The Sacramental Life: Holy Eucharist
Also known as the Lord's Supper or Holy Communion, the Eucharist is the center of our common worship as the church. At the Eucharist, we as Christians encounter the Real Presence of Christ. During the Eucharist we remember the sacrifice that Christ made on our behalf, and glory in our union with him in his resurrection. We celebrate the Eucharist frequently, as we believe it to be the spiritual food we need to sustain us in our spiritual journeys and everyday life. At St. Andrew's, we celebrate the Eucharist each Sunday, and on many of the major feast days of the church year.
In spite of the diversity of worship styles in the Episcopal Church, Holy Eucharist always has the same components and the same shape, divided into the Liturgy of the Word and the Liturgy of the Table.
The Liturgy of the Word
We begin by gathering the community through hymns and a prayer asking God to be with us as we worship.
Next, we listen to Scripture, typically hearing four different readings from the Bible.: a reading from the Old Testament, a Psalm, something from the Epistles in the New Testament, and a reading from the Gospels. The psalm is recited or sung by the congregation. The priest proclaims the Gospel reading in the midst of the congregation, as a sign that Christ the Word is present in the midst of the church.
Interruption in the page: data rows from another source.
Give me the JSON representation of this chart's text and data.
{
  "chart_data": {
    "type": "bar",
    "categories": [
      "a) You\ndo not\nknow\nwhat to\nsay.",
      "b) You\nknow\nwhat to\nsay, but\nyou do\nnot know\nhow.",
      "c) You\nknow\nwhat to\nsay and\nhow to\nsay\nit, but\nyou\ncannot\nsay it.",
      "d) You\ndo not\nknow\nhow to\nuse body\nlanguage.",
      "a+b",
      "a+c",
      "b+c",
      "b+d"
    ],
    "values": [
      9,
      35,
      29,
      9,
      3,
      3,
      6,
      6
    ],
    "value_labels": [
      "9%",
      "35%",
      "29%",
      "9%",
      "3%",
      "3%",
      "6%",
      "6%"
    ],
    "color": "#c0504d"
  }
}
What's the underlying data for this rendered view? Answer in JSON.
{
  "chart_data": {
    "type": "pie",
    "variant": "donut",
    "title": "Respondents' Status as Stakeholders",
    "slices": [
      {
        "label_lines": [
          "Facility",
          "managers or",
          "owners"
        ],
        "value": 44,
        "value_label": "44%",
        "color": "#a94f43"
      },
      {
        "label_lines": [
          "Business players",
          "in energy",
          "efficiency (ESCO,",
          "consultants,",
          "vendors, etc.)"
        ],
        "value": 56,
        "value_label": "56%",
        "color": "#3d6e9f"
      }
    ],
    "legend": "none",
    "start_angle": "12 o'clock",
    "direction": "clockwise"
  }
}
A sermon interpreting the readings follows the Gospel. The congregation then proclaims the Nicene Creed, which has been the core statement of faith used by Christians since it was written in the 4th century.
Next, the congregation prays together—for the Church, the World, and those in need. We thank God for all the good things in our lives, and finally, we pray for those who have died. The priest collects the Prayers of the People with a closing prayer.
On most Sundays, the congregation confesses their sins before God and one another. This is a corporate prayer of confession of those things we remember personally, things we have done and those we have left undone. This is followed by a pronouncement of absolution, as God is always ready to forgive our sins.
The congregation then greets one another with a handshake or a hug as a sign that they share "the peace of Christ.”
The Liturgy of the Table
After announcements are made, we sing a hymn while an offering of money is collected and is brought up to the Altar along with bread and wine. The priest sets the table, putting the wine into a cup called a chalice and putting the wafers of bread on a shallow dish called a paten.
The priest then greets the people with "the Lord be with you", and the people respond "and also with you". Then the priest continues to lead the congregation in the Eucharistic Prayer. This prayer of thanksgiving to God recalls God's goodness in creating the world, in finding ways to reach to us in our sinfulness, and most importantly in God's gift of Jesus Christ to be our savior. The prayer continues with the words Jesus used at the Last Supper when he commanded the church to continue the meal in remembrance of him. We end by asking that the Holy Spirit descend, and make Christ truly present in the bread and the wine, that we may offer it and ourselves to God to the service of the kingdom of heaven.
The congregation responds to this prayer with Amen or 'so be it', and we then pray the Lord's Prayer.
The bread is broken, and the church comes forward to communion with the words "the gifts of God for the people of God."
At the end of the Eucharist, the congregation prays once more in thanksgiving, and then is dismissed to go forth into the world to the life of service God. has called each of us to take up. "Go in peace, to love and serve the Lord!"